Свободы в этом мире, конечно, больше... И это мне в чём-то нравится. Но порядка, достоинства и уверенности в завтрашнем дне здесь в разы меньше. Как бы всё плохое вырезать, а остальное совместить воедино, слепить в некий идеальный мир?
Здесь, ребята, реинкарнация страшноватых сказок Андерсена. Злая мачеха, отец-кроила, принуждаемый к попрошайничеству несчастный ребенок, непонятная страта вечно алчущих халявы. Кинофильм «Бизнес по-русски» с медведем. Надолго задержавшийся наш 1993 год. Тот самый год, когда ещё всё было можно — плюй на идеалы, меньше думай о ближнем, а больше о своей выгоде. Предай всех, если надо, в идеале, зацепись рыбой-прилипалой к подходящему буржую.
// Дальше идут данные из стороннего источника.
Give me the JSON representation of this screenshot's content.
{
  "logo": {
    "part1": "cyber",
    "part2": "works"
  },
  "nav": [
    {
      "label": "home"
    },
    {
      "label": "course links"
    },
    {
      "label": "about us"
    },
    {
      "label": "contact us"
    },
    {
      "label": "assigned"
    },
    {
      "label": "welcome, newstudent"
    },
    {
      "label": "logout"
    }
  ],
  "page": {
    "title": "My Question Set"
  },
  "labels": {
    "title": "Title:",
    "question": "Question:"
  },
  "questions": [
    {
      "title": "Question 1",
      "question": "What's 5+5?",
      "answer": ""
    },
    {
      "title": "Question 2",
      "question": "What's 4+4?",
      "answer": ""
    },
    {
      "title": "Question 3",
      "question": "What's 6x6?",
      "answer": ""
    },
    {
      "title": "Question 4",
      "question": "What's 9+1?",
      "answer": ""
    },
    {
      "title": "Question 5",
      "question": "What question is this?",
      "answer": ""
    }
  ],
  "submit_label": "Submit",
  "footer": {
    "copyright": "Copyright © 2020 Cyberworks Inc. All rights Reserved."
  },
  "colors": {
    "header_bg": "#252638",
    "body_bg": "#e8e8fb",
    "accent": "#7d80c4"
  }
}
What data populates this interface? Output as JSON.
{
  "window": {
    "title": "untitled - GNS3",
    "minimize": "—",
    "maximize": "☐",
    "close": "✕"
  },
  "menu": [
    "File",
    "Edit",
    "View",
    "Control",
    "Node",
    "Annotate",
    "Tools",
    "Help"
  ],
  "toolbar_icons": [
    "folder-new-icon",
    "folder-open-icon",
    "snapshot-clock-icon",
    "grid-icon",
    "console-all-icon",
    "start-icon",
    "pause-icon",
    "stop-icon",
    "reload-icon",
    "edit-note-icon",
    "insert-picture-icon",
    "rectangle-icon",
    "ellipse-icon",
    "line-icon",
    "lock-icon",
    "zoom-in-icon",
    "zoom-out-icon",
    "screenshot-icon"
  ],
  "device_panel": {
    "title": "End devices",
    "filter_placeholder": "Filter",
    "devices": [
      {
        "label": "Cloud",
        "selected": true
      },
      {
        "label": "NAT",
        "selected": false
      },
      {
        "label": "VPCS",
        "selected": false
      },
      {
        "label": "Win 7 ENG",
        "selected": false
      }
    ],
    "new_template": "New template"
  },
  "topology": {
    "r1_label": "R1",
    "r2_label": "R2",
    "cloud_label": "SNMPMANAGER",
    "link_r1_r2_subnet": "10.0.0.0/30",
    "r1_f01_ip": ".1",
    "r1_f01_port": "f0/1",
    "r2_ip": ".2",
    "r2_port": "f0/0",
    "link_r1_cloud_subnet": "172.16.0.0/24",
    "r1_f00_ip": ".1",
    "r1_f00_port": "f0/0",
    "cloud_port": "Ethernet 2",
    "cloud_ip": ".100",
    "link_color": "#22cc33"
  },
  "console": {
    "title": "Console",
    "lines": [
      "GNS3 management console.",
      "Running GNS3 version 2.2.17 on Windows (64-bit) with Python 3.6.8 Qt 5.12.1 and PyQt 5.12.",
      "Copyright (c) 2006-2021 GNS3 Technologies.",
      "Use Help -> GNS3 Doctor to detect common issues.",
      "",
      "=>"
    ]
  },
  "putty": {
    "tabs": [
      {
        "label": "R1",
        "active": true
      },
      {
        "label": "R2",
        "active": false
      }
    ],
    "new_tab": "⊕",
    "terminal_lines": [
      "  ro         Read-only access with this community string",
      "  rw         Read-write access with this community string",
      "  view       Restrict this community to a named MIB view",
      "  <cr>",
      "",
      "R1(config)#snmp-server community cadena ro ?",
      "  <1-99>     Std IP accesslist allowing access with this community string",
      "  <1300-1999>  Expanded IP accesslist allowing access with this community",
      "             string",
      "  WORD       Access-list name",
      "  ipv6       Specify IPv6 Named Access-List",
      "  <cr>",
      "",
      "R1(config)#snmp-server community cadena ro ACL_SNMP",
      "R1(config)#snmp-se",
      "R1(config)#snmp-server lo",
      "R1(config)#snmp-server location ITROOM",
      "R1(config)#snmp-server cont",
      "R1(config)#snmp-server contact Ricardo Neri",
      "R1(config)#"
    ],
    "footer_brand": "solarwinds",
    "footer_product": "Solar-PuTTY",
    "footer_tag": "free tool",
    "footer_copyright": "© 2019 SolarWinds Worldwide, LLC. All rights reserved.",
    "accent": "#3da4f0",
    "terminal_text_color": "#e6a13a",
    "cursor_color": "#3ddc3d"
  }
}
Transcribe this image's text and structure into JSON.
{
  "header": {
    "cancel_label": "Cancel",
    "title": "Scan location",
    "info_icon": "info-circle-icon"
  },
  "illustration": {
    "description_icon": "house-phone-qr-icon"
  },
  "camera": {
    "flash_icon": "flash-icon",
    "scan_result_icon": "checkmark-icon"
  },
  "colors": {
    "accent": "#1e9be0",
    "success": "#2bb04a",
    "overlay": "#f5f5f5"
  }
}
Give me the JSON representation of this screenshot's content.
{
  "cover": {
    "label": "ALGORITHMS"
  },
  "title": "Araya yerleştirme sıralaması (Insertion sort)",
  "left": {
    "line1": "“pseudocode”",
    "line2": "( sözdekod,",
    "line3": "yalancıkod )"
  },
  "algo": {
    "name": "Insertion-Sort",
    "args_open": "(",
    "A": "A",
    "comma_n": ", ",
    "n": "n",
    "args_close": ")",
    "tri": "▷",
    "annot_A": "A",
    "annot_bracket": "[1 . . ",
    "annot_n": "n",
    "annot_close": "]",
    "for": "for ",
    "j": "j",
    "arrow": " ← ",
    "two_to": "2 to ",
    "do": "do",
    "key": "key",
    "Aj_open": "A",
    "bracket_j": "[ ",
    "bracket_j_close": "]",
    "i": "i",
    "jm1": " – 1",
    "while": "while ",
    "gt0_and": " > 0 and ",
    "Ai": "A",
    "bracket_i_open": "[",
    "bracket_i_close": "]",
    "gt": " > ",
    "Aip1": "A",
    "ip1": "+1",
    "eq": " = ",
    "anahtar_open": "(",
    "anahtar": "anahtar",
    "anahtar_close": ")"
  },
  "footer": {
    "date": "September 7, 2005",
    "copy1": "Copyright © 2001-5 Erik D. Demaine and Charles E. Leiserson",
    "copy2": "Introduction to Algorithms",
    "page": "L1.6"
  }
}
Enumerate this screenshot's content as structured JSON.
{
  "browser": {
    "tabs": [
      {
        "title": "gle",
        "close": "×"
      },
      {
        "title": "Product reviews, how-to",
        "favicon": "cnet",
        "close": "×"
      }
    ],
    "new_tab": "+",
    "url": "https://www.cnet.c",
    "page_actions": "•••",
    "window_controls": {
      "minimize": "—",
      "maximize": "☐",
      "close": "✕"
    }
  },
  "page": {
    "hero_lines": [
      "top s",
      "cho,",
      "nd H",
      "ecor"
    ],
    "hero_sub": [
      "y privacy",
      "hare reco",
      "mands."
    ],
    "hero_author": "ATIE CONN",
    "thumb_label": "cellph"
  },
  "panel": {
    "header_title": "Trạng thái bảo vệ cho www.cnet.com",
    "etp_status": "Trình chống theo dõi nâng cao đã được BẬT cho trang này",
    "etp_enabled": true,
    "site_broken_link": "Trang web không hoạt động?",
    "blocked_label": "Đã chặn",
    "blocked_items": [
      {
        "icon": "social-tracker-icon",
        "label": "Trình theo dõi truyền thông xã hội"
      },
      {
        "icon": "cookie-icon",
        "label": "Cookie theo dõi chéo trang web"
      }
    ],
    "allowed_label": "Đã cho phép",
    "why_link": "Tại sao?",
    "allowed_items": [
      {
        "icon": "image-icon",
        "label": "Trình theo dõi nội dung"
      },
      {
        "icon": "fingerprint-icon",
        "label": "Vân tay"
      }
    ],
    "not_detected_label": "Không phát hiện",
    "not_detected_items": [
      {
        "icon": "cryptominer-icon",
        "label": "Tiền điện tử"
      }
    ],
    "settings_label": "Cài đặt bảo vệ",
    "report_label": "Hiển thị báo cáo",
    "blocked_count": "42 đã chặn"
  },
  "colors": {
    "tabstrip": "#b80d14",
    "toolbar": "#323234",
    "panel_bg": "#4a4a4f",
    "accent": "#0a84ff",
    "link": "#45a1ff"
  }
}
Не хотят они выходить из этого 1993-го, отстали лет на двадцать под аккомпанемент всех этих песенок типа «Бухгалтер, милый мой бухгалтер» и «Путана-путана, пятнадцать долларов, ну кто же виноват». Вольница аморальности, безвременье. И все громкие разговоры о святости тех жутких времён и стремление десятилетиями видеть базарный Арбат тех лет — воплощенная в крике ностальгия застрявших в тех самых девяностых, будь они прокляты.
Ну и пусть тут сидят. «Ну кто же виноват?».
В тихом вечере из громкоговорителей станции металлом громыхнул напряжённый голос диспетчера: «Внимание, пассажиров поезда «Москва – Красноярск» просим срочно занять места в вагоне в связи с маневровыми работами на первом и втором пути. Просьба отойти от края платформы и соблюдать осторожность при передвижении по станции!».
Поехали-ка отсюда побыстрее, машинист. «Енисей» начал разгоняться на просторе уходящей в ночь степи, яростно взревел гудок, и я представил, как впереди вспыхнул мощный тепловозный прожектор.
Вот как однажды воспел железную дорогу мой знакомый, старый заслуженный геолог, пешком прошедший по всем потаённым уголкам огромной нашей страны: «Жду когда ехать, всё валится из рук. Просто вот ничего не поделать, я уже в пути, уже в дороге. Казанский. Вечер. На восток... Рюкзак, междугородняя пыль перрона. Люди с отпечатками расписания в зрачках. И опять знакомое созвездие будет смотреть на меня справа по ходу поезда... Шесть суток в вагоне. Никто не в силах потревожить. Ответ «Я в поезде» успокаивает русского человека, словно сообщение о недоступности абонента. Жизнь там, где ветер! Мелькают в окнах люди, небо, скалы, деревья. Мелькают секунды и минуты, дни. Кто только не глядел на эти горы. Ночь. Созвездие справа по ходу поезда смотрит на меня, и всё впереди. Так же как и сто лет назад. Где ещё в мире есть такая дорога?».
Гудок почему-то ревел непрерывно, вибрировали, прогибаясь, рельсы, дрожали под тяжестью состава пропитанные креозотом шпалы. Представил: яркий голубоватый луч разрезает молочную тьму на несколько сот метров вперёд, в ослепительном световом туннеле клубятся мириады мошкары, которая вдребезги разбивается о стальную грудь чёрного локомотива, как о лобовое стекло несущегося по трассе бандитского «Мерседеса». Где-то впереди в положенный момент зажигаются зелёные огни светофоров, на переездах падают полосатые шлагбаумы.
Наблюдателю со стороны покажется, что набравший скорость призрачный состав вот-вот протаранит горизонт с низко висящими сибирскими звёздами, и те эффектно разлетятся брызгами бенгальского огня, с шипением прожигающими густую пелену ночного тумана. Можно подумать, что фирменный «Енисей» вот-вот втянется в световой туннель и бесследно исчезнет в другом измерении... А за локомотивом, чуть покачиваясь на рельсах, стучат колёса тяжёлых вагонов, лязгают массивные сцепки.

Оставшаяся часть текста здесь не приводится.